Türkiye bir yandan uluslararası taahhütlerine saygı gösterirken, bir yandan da ulusal çıkarlarını en etkili biçimde korumak zorundadır. Bu nedenle, Türkiye’nin bölge ile ilgili bütün devletlerle temasta, diyalogda ve gerektiğinde işbirliğinde bulunması yadırganmamalıdır.

5) Türkiye’nin dış politikasındaki gelişmeleri sadece AKP hükümetleri dönemiyle sınırlı bir çerçevede değerlendirmek eksik bir yaklaşım olur. Kıbrıs konusu, Kürt sorunu, Ermesi meselesi, Ege sorunları gibi konularda bazı büyük devletlerin Türkiye’nin çıkarlarıyla bağdaşmayan politikalar izlemeleri AKP döneminden önce de Türkiye’ye rahatsızlık veren konulardı.
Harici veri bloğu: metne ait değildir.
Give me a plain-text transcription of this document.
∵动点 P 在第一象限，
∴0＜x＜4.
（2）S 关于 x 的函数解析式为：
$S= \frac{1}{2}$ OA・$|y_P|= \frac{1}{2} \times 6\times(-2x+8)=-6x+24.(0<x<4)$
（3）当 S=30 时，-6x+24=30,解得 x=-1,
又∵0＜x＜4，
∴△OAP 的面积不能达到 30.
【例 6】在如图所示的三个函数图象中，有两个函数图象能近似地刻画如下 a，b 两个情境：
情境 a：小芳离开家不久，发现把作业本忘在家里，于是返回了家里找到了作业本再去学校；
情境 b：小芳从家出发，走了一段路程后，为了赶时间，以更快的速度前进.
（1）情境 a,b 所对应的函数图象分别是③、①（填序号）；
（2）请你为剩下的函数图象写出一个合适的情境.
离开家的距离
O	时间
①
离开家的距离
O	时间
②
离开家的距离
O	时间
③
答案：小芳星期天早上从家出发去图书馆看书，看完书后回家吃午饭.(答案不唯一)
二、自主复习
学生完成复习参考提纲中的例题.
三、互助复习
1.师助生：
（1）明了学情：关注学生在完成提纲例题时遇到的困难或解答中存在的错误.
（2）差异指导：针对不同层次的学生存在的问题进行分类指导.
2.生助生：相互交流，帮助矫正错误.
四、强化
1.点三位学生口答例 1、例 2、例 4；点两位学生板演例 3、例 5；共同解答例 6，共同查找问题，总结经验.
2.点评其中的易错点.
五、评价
AKP döneminde yabancı ülkelerin Türkiye’ye yönelik tutumlarında ve beklentilerinde özlü bir değişiklik olduğunu söylemek zordur. 2004 yılında Türkiye’nin AB üyeliği sürecine girmesi yolunda atılan bazı adımlar maalesef son zamanlarda yine Avrupa’dan kaynaklanan engellemelerle karşılaşmaktadır. Örneğin, Güney Kıbrıs Rum Yönetiminin uluslararası antlaşmalara açıkça aykırı olarak AB’ye üye yapılması Türkiye’ye karşı dostane olmayan bir tavır olmuştur.

Bu gibi tavırlar ve Türkiye’nin Avrupa’dan dışlanmasına yönelik politikalar Türkiye’de demokrasi, özgürlükler ve insan hakları alanlarındaki bazı eksikliklerin giderilmesine yardımcı olacak nitelikte değildir. Tam tersine, Türkiye’yi Avrupa’dan büsbütün uzaklaştırıcı sonuçlar verebilir.

Aynı şekilde, Kıbrıs sorununun KKTC’ye karşı ambargolar uygulanarak baskı yöntemiyle çözülmek istenmesi de Türk milletinin AB’nin politikalarına yönelik kuşkularını büsbütün arttırmıştır.

Türk dış politikasının cumhuriyetin temel ilkelerine yönelik olarak şekillendirilmesi her dönemde ülkemize kazanç sağlamış ve aksi yöndeki politikalar zarar vermiştir. AKP iktidarı dönemindeki dış politikamızın muhasebesini bu genel ölçüler çerçevesinde yapmak gerekir. Özellikle terör örgütüyle müzakere noktasından mücadele noktasına gelmesi iktidarın da evvelce yapılan bazı hataları düzeltme çabasına girdiği şeklinde yorumlanabilir.

İktidarın bölge ülkeleriyle ilişkilerde ve terörle mücadelede ülkemizin geçmişte başarıyla uyguladığı bazı politikaları değerlendirerek onlardan yararlanmaya çalışması bence isabetli olur. Bunların arasında, Ege’de Kardak konusunda Yunanistan’ın fiili durum yaratma çabalarına karşı Türkiye’nin izlediği kararlı tutum ve Öcalan’ın Suriye’den çıkartılması sonucunu veren etkili diplomasi örnek alınabilecek niteliktedir.

Dış politikamızı her türlü iç politika düşüncesinin dışında ulusal çıkarlar çerçevesinde, birlik ve beraberlik içinde yürütmek başarılı sonuçlar alma şansımızı arttıracaktır.


Bu belge Belgeler arşivinde bulunmaktadır.